In her mind, Kilian said, the sky turned black, the teacher sprouted devil horns and bellowed down on her NO!, when in fact that was all in her mind.
In reality, Kilian said, when she was in eighth grade she was able to get a B in the class she was afraid she would get a C in and it was the last B she ever got. Kilian said memories are just fact-perception and image.
"Scientists have proven that you choose how you remember things," said Kilian.
Kilian said she will always remember the funny moments with her classmates, including the slow-motion portions of the drama club's presentation of Joseph and the Amazing Technicolor Dreamcoat.
She said if her fellow classmates' memories include Miss Schuette sending them home because their shorts had a 2" inseam, they probably shouldn't wear those shorts to a job interview.
She encouraged her classmates as they leave Sunnyside High School to spice up their lives, just like they spice up their memories.
Barr said that it was eight years before that he decided to be valedictorian. He said it was because of friends, teachers and family that he was able to make it.
"For better or for worse they form the core of who you are," said Barr.
As a middle school student, Barr remembers the day his father asked him if he wanted to go to the library.
"Now, it wasn't the library downtown, but it was the one in Richland," said Barr, explaining that his father took four hours out of his life just to take him to the library.
"The little things can mean so much," said Barr, who is always reading, which he said has been instrumental in his academic success.
Barr said as a youngster he didn't want to learn to read, but his mother got him interested, which changed his life.
As a second grader, Barr remembers being punished for reading ahead, which almost squelched his interest in education.
"Teachers," he said, "Your job is not just to guide your students though a series of lessons. Don't worry about what they'll learn next year, there are always things to learn."
Barr said that through his life, God has been his strength.
"He has been my shield, my rock and my saviour," he said.
Gorski, an award-winning science fair contest participant, examined the class of 2004 as if it were a science fair project.
She said the class of 2004 science fair project would be called "Driven, Determined and Dedicated."
She said her classmates have not only shown these qualities in their success, but also in their friendships to each other.
The hypotheses of the project, she said, is "We, the class of 2004, can conquer and do anything with hard work, diligence and creativity."
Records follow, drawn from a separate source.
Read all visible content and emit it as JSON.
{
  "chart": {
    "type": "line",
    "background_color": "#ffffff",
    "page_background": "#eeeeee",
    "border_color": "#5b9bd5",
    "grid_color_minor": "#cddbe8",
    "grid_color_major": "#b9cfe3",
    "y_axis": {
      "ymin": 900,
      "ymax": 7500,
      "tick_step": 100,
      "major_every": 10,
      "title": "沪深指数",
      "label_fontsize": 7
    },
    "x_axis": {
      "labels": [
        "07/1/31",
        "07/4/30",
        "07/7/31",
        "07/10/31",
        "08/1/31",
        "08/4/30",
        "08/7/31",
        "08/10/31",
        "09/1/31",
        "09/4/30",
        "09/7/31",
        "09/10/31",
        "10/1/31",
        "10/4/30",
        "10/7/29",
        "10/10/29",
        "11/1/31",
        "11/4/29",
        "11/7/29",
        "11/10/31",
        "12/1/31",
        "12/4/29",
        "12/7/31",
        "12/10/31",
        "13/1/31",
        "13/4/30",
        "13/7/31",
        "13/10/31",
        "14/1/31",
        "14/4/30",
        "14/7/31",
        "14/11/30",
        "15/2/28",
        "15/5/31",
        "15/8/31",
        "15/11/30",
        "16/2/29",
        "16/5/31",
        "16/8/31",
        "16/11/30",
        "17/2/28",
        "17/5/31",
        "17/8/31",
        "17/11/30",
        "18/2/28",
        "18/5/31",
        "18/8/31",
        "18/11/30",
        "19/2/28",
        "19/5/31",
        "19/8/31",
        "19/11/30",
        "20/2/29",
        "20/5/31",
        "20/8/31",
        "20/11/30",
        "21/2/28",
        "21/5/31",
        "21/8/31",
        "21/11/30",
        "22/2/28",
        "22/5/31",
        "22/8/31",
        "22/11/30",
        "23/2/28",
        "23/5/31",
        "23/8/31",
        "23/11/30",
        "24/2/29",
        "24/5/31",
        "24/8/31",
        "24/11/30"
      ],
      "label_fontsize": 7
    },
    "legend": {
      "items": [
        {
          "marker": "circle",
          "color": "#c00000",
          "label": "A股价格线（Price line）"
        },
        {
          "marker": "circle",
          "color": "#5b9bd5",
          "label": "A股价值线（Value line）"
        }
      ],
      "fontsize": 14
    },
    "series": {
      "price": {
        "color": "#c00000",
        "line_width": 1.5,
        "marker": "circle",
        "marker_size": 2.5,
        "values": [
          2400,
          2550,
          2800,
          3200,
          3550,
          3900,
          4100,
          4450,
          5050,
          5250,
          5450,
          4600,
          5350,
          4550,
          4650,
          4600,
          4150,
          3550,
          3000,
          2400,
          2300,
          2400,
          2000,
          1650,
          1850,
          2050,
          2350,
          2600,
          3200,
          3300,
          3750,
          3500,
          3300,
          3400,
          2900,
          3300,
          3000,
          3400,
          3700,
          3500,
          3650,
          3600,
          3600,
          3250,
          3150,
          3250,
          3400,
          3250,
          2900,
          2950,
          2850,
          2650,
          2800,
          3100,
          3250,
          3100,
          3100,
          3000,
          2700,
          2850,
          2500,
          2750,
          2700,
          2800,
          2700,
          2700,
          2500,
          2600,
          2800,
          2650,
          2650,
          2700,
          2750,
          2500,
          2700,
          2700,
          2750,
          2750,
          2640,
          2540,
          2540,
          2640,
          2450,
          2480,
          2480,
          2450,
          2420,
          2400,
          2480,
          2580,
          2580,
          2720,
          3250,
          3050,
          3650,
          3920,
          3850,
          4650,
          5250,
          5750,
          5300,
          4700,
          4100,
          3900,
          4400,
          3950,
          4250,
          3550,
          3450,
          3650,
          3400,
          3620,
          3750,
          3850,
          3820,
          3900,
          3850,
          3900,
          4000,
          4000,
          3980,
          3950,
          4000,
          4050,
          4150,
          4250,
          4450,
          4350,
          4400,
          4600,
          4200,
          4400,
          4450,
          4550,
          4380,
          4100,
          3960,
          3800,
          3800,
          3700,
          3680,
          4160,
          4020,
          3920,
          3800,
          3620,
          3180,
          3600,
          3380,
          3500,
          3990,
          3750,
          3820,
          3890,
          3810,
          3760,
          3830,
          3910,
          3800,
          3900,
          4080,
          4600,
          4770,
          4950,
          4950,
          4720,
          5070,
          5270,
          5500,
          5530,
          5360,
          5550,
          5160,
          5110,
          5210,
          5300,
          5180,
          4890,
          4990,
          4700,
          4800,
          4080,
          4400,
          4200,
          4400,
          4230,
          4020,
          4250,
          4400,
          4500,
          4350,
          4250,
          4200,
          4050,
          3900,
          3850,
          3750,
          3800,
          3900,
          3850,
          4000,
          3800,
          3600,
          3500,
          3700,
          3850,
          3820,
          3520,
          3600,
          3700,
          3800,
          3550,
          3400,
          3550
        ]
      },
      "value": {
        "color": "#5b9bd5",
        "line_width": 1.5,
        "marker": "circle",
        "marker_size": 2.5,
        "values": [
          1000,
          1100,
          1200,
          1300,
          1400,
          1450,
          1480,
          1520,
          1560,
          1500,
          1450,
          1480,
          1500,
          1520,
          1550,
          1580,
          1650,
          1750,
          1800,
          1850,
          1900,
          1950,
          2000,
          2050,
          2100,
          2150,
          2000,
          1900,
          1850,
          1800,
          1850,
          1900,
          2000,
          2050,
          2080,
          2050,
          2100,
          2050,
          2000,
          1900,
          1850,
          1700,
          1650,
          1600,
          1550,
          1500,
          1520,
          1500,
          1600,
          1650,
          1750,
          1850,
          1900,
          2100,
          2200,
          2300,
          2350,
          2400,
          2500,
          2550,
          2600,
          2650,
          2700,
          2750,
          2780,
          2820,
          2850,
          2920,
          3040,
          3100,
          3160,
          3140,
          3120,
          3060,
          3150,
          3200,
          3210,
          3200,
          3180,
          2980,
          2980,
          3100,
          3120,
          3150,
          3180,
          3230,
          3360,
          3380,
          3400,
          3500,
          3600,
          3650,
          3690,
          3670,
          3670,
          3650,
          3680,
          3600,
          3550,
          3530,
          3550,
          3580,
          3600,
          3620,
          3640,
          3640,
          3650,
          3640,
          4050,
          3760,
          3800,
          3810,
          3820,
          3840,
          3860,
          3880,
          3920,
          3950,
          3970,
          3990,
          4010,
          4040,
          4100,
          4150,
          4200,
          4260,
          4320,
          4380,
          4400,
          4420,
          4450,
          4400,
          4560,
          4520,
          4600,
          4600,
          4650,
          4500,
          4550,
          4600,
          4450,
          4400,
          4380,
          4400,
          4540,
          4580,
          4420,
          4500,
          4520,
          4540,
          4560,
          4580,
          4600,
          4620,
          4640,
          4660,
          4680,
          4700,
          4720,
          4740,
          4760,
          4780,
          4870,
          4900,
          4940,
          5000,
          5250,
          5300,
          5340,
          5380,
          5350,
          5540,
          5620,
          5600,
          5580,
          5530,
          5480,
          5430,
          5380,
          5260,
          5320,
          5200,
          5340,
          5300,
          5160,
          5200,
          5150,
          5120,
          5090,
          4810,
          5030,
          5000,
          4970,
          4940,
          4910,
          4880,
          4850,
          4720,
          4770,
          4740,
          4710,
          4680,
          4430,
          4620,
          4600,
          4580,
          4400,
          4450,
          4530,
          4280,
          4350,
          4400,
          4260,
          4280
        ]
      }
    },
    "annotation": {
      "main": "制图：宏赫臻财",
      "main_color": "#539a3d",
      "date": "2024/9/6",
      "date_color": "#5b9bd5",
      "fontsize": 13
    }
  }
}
The goal of the project is to use creativity, put in all you have, be diligent and successful, Gorski said.
She said the class has plenty of evidence to support the goals for their projects with pictures of family and friends, state games and meets traveled to, some of which were won and some lost, drama productions, homecoming and Senior Follies, which raised $2,100.
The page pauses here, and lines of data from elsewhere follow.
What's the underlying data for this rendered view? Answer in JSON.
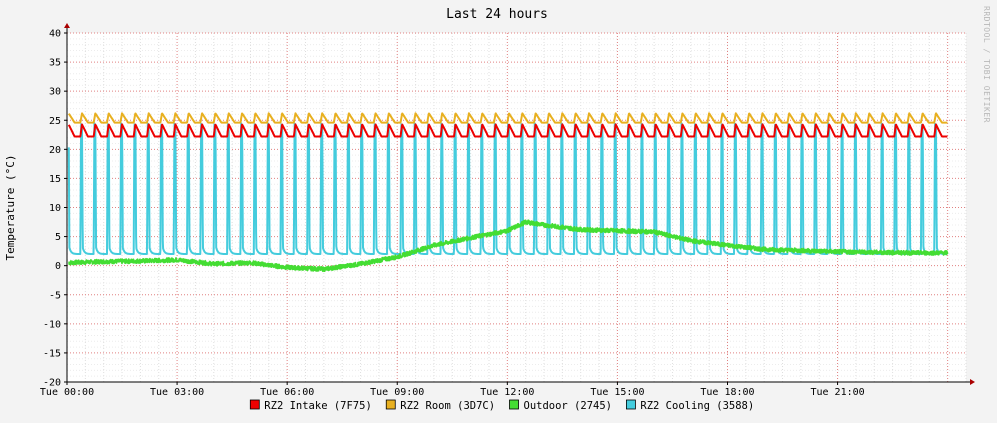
{
  "chart_data": {
    "type": "line",
    "title": "Last 24 hours",
    "ylabel": "Temperature (°C)",
    "xlabel": "",
    "watermark": "RRDTOOL / TOBI OETIKER",
    "ylim": [
      -20,
      40
    ],
    "yticks": [
      40,
      35,
      30,
      25,
      20,
      15,
      10,
      5,
      0,
      -5,
      -10,
      -15,
      -20
    ],
    "x_range_hours": [
      0,
      24.5
    ],
    "xticks": [
      {
        "hour": 0,
        "label": "Tue 00:00"
      },
      {
        "hour": 3,
        "label": "Tue 03:00"
      },
      {
        "hour": 6,
        "label": "Tue 06:00"
      },
      {
        "hour": 9,
        "label": "Tue 09:00"
      },
      {
        "hour": 12,
        "label": "Tue 12:00"
      },
      {
        "hour": 15,
        "label": "Tue 15:00"
      },
      {
        "hour": 18,
        "label": "Tue 18:00"
      },
      {
        "hour": 21,
        "label": "Tue 21:00"
      }
    ],
    "grid": true,
    "legend_position": "bottom",
    "series": [
      {
        "name": "RZ2 Intake (7F75)",
        "color": "#ee0000",
        "pattern": "sawtooth",
        "cycles_per_hour": 2.75,
        "baseline": 22.2,
        "peak": 24.3,
        "t_start": 0.05,
        "t_end": 24.0
      },
      {
        "name": "RZ2 Room (3D7C)",
        "color": "#e8b020",
        "pattern": "sawtooth",
        "cycles_per_hour": 2.75,
        "baseline": 24.6,
        "peak": 26.2,
        "t_start": 0.05,
        "t_end": 24.0
      },
      {
        "name": "Outdoor (2745)",
        "color": "#44dd33",
        "pattern": "profile",
        "t_start": 0.05,
        "t_end": 24.0,
        "x": [
          0,
          1,
          2,
          3,
          4,
          5,
          6,
          7,
          8,
          9,
          9.5,
          10,
          11,
          12,
          12.5,
          13,
          14,
          15,
          16,
          17,
          18,
          19,
          20,
          21,
          22,
          23,
          24
        ],
        "y": [
          0.5,
          0.7,
          0.8,
          1.0,
          0.3,
          0.5,
          -0.3,
          -0.6,
          0.3,
          1.5,
          2.5,
          3.5,
          4.8,
          6.0,
          7.5,
          7.0,
          6.2,
          6.0,
          5.8,
          4.3,
          3.5,
          2.8,
          2.6,
          2.4,
          2.3,
          2.2,
          2.2
        ]
      },
      {
        "name": "RZ2 Cooling (3588)",
        "color": "#44ccdd",
        "pattern": "spikes",
        "cycles_per_hour": 2.75,
        "baseline": 2.0,
        "peak": 24.5,
        "t_start": 0.05,
        "t_end": 24.0
      }
    ]
  }
}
She said the conclusion would read that the class of 2004 can conquer anything because they are driven, determined and dedicated.
"You see," she said, "It's scientifically proven that you will succeed."
Gorski was later presented the Outstanding Senior Girl award. Tanner Kellogg was named Outstanding Senior Boy. Outstanding Senior Boy Athlete was awarded to R.J. Elizondo and Isley Gonzalez was presented Outstanding Senior Girl Athlete.